Taiwan could become a campaign issue in this year’s US presidential elections.
The Republican National Committee (RNC) is set to vote on a resolution this week at its annual winter meeting supporting Taiwanese democracy and “the timely sale of defensive arms.”
Introduced by Oklahoma committee member Carolyn McLarty with 22 co-sponsors, the resolution is expected to pass without difficulty.
It is based on wording from the Republican Party’s 2008 platform, which stated that the US “will help Taiwan defend itself.” A copy of the resolution will be sent to all Republican presidential candidates for guidance in future foreign policy debates.

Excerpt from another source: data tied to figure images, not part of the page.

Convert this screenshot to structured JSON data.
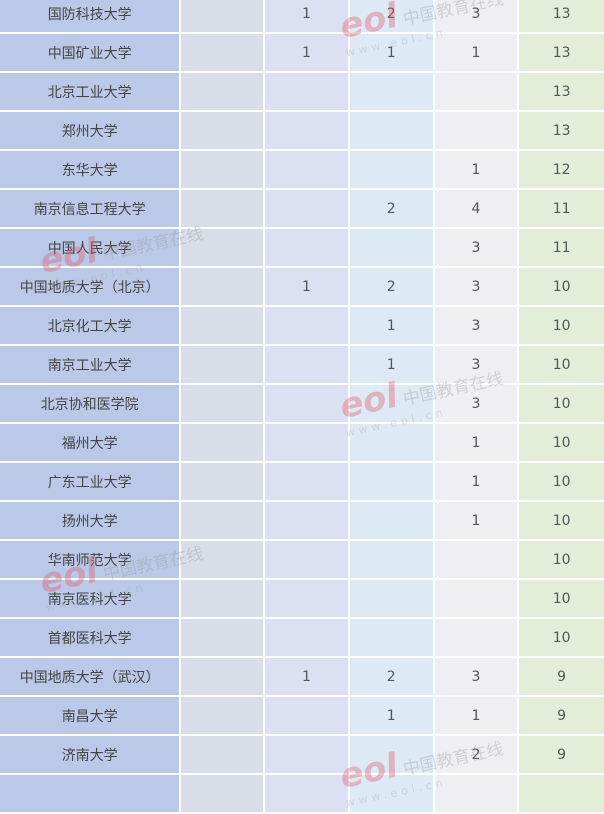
{
  "table": {
    "rows": [
      [
        "国防科技大学",
        "",
        "1",
        "2",
        "3",
        "13"
      ],
      [
        "中国矿业大学",
        "",
        "1",
        "1",
        "1",
        "13"
      ],
      [
        "北京工业大学",
        "",
        "",
        "",
        "",
        "13"
      ],
      [
        "郑州大学",
        "",
        "",
        "",
        "",
        "13"
      ],
      [
        "东华大学",
        "",
        "",
        "",
        "1",
        "12"
      ],
      [
        "南京信息工程大学",
        "",
        "",
        "2",
        "4",
        "11"
      ],
      [
        "中国人民大学",
        "",
        "",
        "",
        "3",
        "11"
      ],
      [
        "中国地质大学（北京）",
        "",
        "1",
        "2",
        "3",
        "10"
      ],
      [
        "北京化工大学",
        "",
        "",
        "1",
        "3",
        "10"
      ],
      [
        "南京工业大学",
        "",
        "",
        "1",
        "3",
        "10"
      ],
      [
        "北京协和医学院",
        "",
        "",
        "",
        "3",
        "10"
      ],
      [
        "福州大学",
        "",
        "",
        "",
        "1",
        "10"
      ],
      [
        "广东工业大学",
        "",
        "",
        "",
        "1",
        "10"
      ],
      [
        "扬州大学",
        "",
        "",
        "",
        "1",
        "10"
      ],
      [
        "华南师范大学",
        "",
        "",
        "",
        "",
        "10"
      ],
      [
        "南京医科大学",
        "",
        "",
        "",
        "",
        "10"
      ],
      [
        "首都医科大学",
        "",
        "",
        "",
        "",
        "10"
      ],
      [
        "中国地质大学（武汉）",
        "",
        "1",
        "2",
        "3",
        "9"
      ],
      [
        "南昌大学",
        "",
        "",
        "1",
        "1",
        "9"
      ],
      [
        "济南大学",
        "",
        "",
        "",
        "2",
        "9"
      ],
      [
        "",
        "",
        "",
        "",
        "",
        ""
      ]
    ]
  },
  "watermark": {
    "logo": "eol",
    "name": "中国教育在线",
    "url": "www.eol.cn"
  }
}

“Taiwan is potentially the biggest foreign policy challenge that a new president will face, so we want our candidates to know our position and help them formulate their own,” Indiana RNC member James Bopp told the Washington Times.
“China may try to manipulate our foreign policy and become aggressive toward the rest of the world to distract attention from its own developing economic crisis,” he said.
The Washington Times commented: “Republicans have long been strong champions of democratic Taiwan, but the issue has barely emerged in the more than a dozen debates and hundreds of campaign events the presidential candidates have held.”
The newspaper added that backers of the resolution were “mystified” by their candidates’ silence on Taiwan, particularly as US President Barack Obama, a Democrat, has shown an “apparent indifference” to Taiwan’s security and the threat posed by Beijing.
“We would like this to be an issue for the candidates in debates. So far, it hasn’t been,” said Demetra DeMonte, another resolution co-sponsor.
The move comes as Daniel Twining, a senior fellow for Asia at the German Marshall Fund, has written an article for Foreign Policy magazine about the “gathering debate” in Washington over whether Taiwan is a spoiler rather than a partner in Obama’s new strategy to “pivot” towards Asia.
“Arguments to let Taiwan go, get strategy backwards. Cutting off an old US ally at a time of rising tensions with an assertive China, might do less to appease Beijing than to encourage its hopes to bully the US into a further retreat from its commitments in East Asia,” Twining wrote.
“Most importantly, it would resurrect the ghosts of Munich and Yalta, where great powers decided the fate of lesser nations without reference to their interests — or the human consequences of offering them up to satisfy the appetites of predatory great powers,” he wrote.